Sort of- I worry that it may be practically impossible for current humans to align AGI to the point of usefulness.
"If we had external help that allowed us to focus more on what we truly want—like eliminating premature death from cancer or accidents, or accelerating technological progress for creative and meaningful projects—we’d arrive at a very different future. But I don’t think that future would be worse; in fact, I suspect it would be significantly better."
That's my intuition and hope- but I worry that these things are causally entangled with things that we don't anticipate. To use your example- what if we only ask an aligned and trusted AGI to cure premature death by disease and accident, which wouldn't greatly conflict with most people's values in the way that radical life extension would, but then a sudden loss of an entire healthcare and insurance industry results, causing such a total economic collapse that causes vast swaths of people to starve. (I don't think this would actually happen, but it's an example of the kind of unforeseen consequence that getting a wish suddenly granted may cause, when you ask an instruction following AGI to give, without counting on a greater intelligence to project and weigh all of the consequences.)

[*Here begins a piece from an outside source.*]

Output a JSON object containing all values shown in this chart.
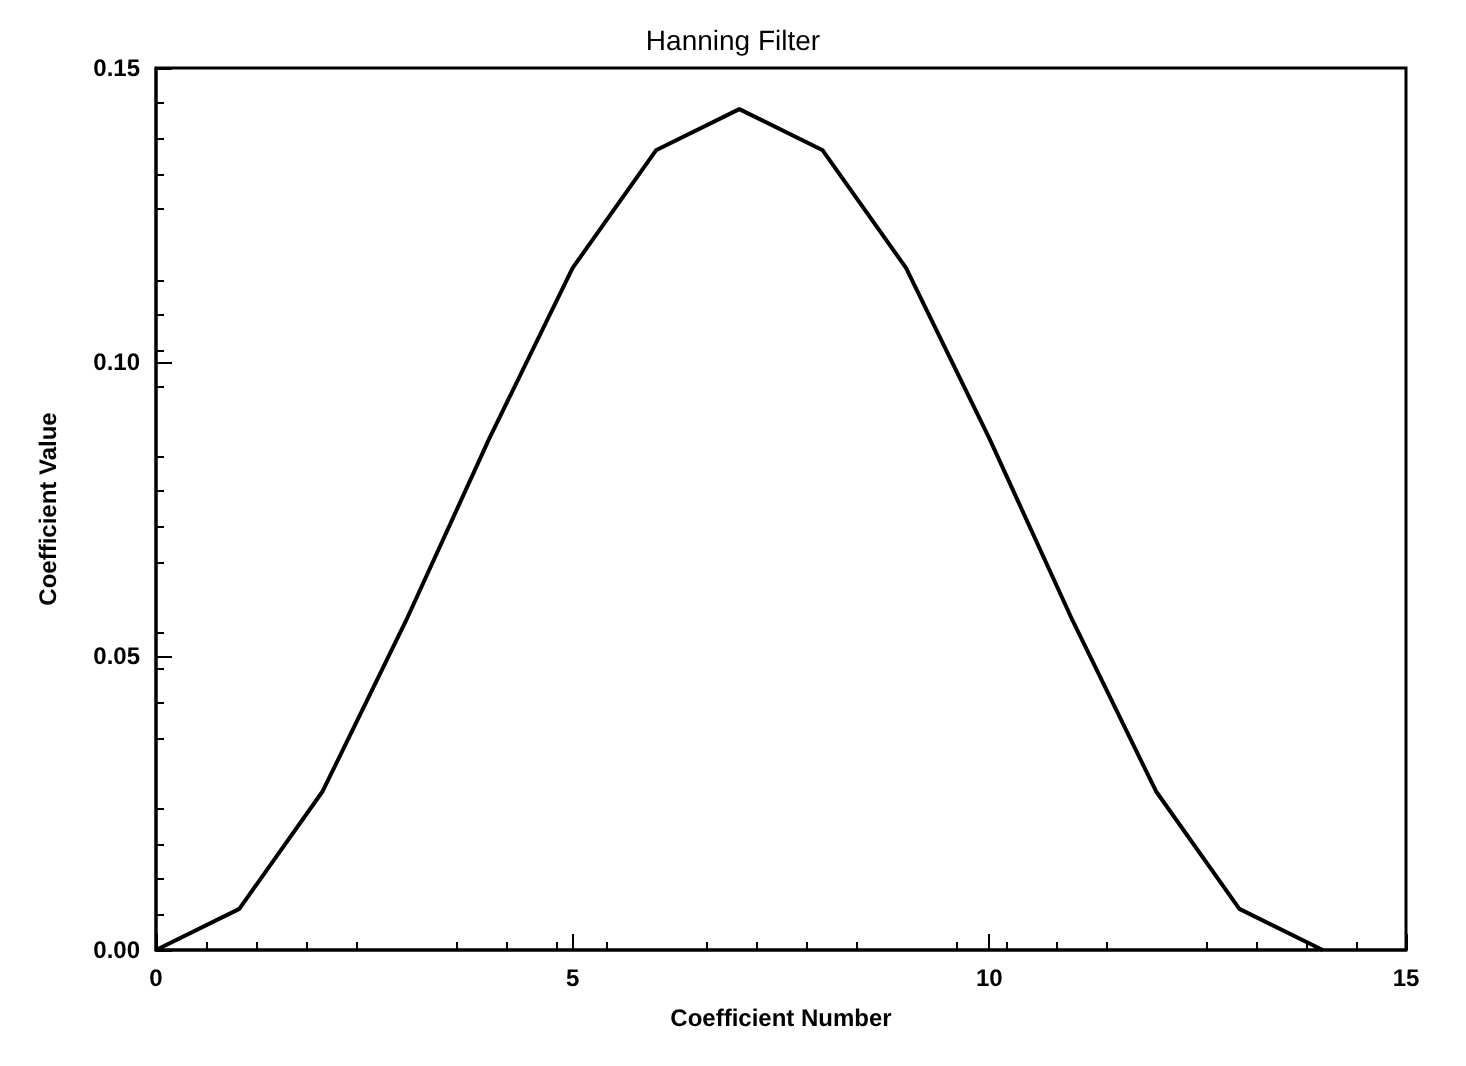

I also worry about the phrase "a human you trust."
Again- this feels like cynicism, if not the result of a catastrophizing mind (which I know I have.) I think you make a very good argument- I'm probably indulging too much in black-and-white thought- that there's a way to fulfill these desires quickly enough that we are able to relieve more suffering than we would have if left to our devices, but still slow enough to monitor unforeseen consequences. Maybe the bigger question is just whether we will.
1 comment
Comments sorted by top scores.
comment by Daniel Kokotajlo (daniel-kokotajlo) · 2025-02-05T22:23:25.807Z · LW(p) · GW(p)
I don't have harsh criticism for you sorry -- I think the problem/paradox you are pointing to is a serious one. I don't think it's hopeless though, but I do think that there's a good chance we'll end up in one of the first three cases you describe.